I just got a Hummingbird PiranhaMax 170 FF. I trying to figure out what size battery to get. The smaller, the better. Specs it draws 75 mA with the light off and 160 mA with light on.

What size and kind of battery are you using?


----------



## Ken G (Apr 9, 2004)

I use a 12V 7amp hour battery similar to this one: http://www.batterystuff.com/batteries/upc-telecom/PS1270.html

I was in a hurry so I got mine at Radio Shack the day before a trip to Florida for around $30.00. It will run my depth finder longer than I can sit in my kayak. Make sure you use a low output charger or you will cook the battery.


----------



## Mykidsr1 (Mar 19, 2009)

Go to Gander and get the 12v (Most come with Chargers) deer feeder batteries.

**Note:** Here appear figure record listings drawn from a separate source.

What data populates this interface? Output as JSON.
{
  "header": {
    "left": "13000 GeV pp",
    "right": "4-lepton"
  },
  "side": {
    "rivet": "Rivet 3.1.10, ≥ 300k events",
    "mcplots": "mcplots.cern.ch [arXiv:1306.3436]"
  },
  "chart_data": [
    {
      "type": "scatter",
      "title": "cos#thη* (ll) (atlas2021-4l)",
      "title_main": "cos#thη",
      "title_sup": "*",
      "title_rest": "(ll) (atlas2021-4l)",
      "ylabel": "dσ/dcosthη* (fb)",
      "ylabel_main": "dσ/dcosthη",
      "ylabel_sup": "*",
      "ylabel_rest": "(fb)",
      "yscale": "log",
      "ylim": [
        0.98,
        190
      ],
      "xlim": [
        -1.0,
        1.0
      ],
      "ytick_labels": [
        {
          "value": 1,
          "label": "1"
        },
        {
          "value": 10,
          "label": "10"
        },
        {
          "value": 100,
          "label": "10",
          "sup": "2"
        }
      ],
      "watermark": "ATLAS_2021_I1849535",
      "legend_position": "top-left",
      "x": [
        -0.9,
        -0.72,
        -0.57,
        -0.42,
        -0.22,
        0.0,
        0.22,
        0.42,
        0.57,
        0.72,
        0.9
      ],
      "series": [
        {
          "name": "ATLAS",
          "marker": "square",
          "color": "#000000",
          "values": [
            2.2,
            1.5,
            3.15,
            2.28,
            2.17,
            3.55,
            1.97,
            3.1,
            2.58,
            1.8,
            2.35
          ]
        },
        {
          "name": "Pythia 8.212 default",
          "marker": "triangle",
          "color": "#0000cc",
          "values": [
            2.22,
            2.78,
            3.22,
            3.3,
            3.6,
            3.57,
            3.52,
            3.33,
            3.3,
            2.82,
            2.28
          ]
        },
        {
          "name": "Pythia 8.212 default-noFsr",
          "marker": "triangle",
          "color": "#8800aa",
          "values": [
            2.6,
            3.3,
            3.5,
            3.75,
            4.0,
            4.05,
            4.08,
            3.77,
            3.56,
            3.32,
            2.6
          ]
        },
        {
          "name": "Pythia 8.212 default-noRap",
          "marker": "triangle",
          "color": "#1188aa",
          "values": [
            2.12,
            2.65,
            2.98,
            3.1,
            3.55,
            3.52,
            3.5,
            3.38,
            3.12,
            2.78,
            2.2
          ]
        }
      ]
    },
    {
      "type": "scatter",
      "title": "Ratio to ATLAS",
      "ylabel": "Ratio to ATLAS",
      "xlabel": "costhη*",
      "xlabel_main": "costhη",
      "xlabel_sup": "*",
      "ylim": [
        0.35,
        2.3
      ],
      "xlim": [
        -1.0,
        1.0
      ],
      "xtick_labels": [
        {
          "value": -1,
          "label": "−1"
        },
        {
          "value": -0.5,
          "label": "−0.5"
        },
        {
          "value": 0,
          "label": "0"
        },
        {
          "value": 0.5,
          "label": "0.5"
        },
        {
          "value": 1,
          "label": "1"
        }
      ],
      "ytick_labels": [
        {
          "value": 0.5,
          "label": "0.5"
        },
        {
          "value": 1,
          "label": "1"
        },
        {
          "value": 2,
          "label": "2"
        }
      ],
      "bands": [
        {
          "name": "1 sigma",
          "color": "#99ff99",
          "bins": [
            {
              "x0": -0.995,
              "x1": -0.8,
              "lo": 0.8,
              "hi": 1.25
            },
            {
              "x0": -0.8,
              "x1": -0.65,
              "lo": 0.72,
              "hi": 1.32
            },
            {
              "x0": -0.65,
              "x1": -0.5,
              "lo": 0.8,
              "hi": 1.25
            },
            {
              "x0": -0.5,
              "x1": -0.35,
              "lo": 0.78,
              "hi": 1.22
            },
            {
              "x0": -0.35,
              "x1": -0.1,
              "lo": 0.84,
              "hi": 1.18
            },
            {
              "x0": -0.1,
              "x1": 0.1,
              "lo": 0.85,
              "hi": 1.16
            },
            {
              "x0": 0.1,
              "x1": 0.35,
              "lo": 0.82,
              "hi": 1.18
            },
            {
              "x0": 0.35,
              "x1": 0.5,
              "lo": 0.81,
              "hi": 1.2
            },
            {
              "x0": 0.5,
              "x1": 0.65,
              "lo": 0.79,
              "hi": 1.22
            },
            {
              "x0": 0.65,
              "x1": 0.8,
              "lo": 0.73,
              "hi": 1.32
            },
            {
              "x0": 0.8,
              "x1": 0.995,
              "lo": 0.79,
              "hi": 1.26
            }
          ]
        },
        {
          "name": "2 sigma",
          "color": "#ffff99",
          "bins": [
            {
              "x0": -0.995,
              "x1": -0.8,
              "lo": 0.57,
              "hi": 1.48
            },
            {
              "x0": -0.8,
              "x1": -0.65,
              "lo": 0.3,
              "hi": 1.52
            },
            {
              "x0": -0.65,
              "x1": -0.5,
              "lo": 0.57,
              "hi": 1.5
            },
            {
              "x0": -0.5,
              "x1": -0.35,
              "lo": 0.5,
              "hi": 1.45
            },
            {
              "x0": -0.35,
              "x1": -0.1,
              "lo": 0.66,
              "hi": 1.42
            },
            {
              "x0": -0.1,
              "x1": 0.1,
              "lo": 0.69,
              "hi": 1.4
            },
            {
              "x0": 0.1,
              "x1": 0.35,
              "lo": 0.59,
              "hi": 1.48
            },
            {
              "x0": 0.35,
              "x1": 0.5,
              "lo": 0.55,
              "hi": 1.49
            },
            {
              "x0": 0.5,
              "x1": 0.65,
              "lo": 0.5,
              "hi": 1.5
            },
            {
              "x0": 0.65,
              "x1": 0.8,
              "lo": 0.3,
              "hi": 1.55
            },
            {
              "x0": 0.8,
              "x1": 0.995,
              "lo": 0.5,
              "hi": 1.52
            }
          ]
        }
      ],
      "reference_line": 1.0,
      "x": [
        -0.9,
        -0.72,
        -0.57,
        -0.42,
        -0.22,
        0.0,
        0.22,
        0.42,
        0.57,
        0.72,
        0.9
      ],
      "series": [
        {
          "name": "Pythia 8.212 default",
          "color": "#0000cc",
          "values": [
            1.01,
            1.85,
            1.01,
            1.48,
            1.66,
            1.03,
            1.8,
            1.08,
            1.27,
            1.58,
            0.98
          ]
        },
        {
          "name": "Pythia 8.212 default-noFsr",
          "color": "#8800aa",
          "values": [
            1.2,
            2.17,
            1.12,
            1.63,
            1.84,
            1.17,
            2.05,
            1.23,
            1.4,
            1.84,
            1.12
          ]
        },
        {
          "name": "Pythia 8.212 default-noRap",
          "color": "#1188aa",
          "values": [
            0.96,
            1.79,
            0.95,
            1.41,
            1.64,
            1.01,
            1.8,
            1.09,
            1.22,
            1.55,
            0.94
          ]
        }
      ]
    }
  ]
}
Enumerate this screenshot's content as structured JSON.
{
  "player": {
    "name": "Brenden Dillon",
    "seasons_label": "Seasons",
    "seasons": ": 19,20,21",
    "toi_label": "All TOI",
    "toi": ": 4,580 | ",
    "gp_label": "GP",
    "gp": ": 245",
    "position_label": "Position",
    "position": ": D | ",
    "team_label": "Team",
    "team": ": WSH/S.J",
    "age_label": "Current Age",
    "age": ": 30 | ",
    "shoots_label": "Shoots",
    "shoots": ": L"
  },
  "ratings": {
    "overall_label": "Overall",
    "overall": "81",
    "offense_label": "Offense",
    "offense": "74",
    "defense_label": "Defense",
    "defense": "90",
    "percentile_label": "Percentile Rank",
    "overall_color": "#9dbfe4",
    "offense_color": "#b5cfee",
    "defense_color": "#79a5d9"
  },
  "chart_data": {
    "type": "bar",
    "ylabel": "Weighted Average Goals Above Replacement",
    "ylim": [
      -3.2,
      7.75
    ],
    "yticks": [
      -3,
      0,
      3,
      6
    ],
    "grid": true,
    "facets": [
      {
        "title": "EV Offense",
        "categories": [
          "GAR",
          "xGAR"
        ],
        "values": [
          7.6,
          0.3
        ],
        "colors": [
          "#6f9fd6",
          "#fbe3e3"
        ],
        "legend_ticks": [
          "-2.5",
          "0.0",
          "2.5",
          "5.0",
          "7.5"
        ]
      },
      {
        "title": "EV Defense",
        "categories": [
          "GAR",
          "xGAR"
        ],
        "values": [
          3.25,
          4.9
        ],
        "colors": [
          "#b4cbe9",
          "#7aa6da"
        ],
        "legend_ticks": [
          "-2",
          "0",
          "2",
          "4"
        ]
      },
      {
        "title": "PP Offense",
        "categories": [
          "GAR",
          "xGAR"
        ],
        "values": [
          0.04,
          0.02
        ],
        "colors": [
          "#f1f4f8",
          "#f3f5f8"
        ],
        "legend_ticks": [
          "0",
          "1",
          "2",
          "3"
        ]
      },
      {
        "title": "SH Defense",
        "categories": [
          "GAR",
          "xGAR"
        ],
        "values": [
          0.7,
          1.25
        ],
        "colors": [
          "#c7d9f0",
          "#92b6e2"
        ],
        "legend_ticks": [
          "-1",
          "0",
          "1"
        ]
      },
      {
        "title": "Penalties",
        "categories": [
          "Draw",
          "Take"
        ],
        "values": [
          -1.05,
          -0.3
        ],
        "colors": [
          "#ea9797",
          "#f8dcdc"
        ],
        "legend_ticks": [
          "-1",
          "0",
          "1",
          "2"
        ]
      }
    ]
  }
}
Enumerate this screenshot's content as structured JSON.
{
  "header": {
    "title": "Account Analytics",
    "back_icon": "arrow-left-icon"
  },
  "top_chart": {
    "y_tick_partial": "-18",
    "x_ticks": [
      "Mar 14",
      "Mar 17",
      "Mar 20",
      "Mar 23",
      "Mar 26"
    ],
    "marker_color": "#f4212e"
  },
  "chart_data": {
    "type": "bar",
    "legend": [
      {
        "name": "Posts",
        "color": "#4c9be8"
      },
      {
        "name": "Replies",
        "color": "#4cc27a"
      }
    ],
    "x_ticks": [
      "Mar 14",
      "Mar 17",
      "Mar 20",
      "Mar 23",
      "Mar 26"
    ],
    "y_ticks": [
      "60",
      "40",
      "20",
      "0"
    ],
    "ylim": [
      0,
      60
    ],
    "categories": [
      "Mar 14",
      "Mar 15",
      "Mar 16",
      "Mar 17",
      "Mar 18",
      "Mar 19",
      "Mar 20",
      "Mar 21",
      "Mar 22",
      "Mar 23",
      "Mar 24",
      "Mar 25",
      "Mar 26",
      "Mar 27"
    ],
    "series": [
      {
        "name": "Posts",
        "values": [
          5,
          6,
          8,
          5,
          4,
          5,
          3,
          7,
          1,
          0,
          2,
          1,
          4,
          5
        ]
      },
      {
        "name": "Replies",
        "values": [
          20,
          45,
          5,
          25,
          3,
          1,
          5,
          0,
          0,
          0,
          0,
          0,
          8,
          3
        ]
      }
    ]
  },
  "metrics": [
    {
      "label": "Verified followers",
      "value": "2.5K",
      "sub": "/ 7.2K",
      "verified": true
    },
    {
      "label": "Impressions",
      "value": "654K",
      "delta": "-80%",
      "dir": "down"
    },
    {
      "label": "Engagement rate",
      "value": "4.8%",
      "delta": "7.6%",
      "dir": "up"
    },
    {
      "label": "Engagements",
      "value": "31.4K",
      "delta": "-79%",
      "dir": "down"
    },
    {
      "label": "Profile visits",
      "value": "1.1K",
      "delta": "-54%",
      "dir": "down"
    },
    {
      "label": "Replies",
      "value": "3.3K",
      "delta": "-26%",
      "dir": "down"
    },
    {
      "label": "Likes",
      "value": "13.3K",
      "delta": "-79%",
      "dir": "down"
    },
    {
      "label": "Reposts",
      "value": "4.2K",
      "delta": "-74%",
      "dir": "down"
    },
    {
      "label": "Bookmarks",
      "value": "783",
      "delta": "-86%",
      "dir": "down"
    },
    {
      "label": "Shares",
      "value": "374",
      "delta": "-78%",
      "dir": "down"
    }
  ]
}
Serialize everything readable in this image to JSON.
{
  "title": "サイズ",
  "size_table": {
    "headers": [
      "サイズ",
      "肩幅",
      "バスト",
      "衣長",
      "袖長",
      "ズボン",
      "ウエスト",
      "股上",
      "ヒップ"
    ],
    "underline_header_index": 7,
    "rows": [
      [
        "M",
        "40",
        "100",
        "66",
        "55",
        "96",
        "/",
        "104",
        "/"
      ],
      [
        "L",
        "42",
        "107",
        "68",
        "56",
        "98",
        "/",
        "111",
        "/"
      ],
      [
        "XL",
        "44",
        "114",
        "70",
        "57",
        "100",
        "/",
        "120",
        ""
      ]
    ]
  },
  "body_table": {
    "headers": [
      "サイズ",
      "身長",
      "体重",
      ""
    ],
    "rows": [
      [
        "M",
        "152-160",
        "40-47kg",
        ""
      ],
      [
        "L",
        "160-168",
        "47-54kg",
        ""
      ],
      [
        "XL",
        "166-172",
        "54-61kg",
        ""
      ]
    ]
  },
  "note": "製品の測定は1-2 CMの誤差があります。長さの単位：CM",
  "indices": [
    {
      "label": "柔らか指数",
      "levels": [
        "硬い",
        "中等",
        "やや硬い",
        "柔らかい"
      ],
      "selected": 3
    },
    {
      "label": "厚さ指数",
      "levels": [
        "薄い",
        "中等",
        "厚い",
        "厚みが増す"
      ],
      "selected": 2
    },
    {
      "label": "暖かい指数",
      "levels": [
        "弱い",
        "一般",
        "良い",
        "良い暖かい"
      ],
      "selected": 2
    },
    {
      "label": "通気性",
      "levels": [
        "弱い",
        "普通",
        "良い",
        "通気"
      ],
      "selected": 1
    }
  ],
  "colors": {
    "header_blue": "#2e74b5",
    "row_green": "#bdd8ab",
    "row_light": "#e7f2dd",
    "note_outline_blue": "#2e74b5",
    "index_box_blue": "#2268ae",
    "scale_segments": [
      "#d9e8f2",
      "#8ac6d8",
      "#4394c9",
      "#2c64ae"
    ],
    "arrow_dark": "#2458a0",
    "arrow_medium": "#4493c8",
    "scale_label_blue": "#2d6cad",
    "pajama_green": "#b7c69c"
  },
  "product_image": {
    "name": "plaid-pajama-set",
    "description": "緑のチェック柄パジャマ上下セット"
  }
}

To be honest they would probably sell more if they put them where you could actually find the stinking things......lol

Pick up lexal from Ace hardware or the Gahanna (SP?) Hardware store.
Pick up the connectors from Radio shack
Pick up the dry box from WalMart
Plugs from Lowes or Home Depot

Your set.


----------



## fishwendel2 (Nov 19, 2007)

You can buy a 12v battery and charger from Cabelas for $20 or they have them at Gander Mtn. They are hard to find...stumbled across them the other day after shopping there for many years. I would buy the Humingbird Kayak transducer kit from Capt Dicks http://www.captdick.net/NEW%20PRODUCTS.htm
Do not use the "marine grease" that comes with it. Use Lexel. If you dont want to but the kit you can pick up a $2 pool noodle from Walmart, cut out the shape of your transducer and glue the noodle to the bottom of your kayak. Pour some Lexel in the bottom and put your transducer in. Let it cure for several days before taking it out. Depending on your set up...I found a plug set up at West Marine for like 10 bucks and its 99.9% waterproof. I have the kayak kit and it works perfectly. Any questions about it pm me or shoot me an email.


----------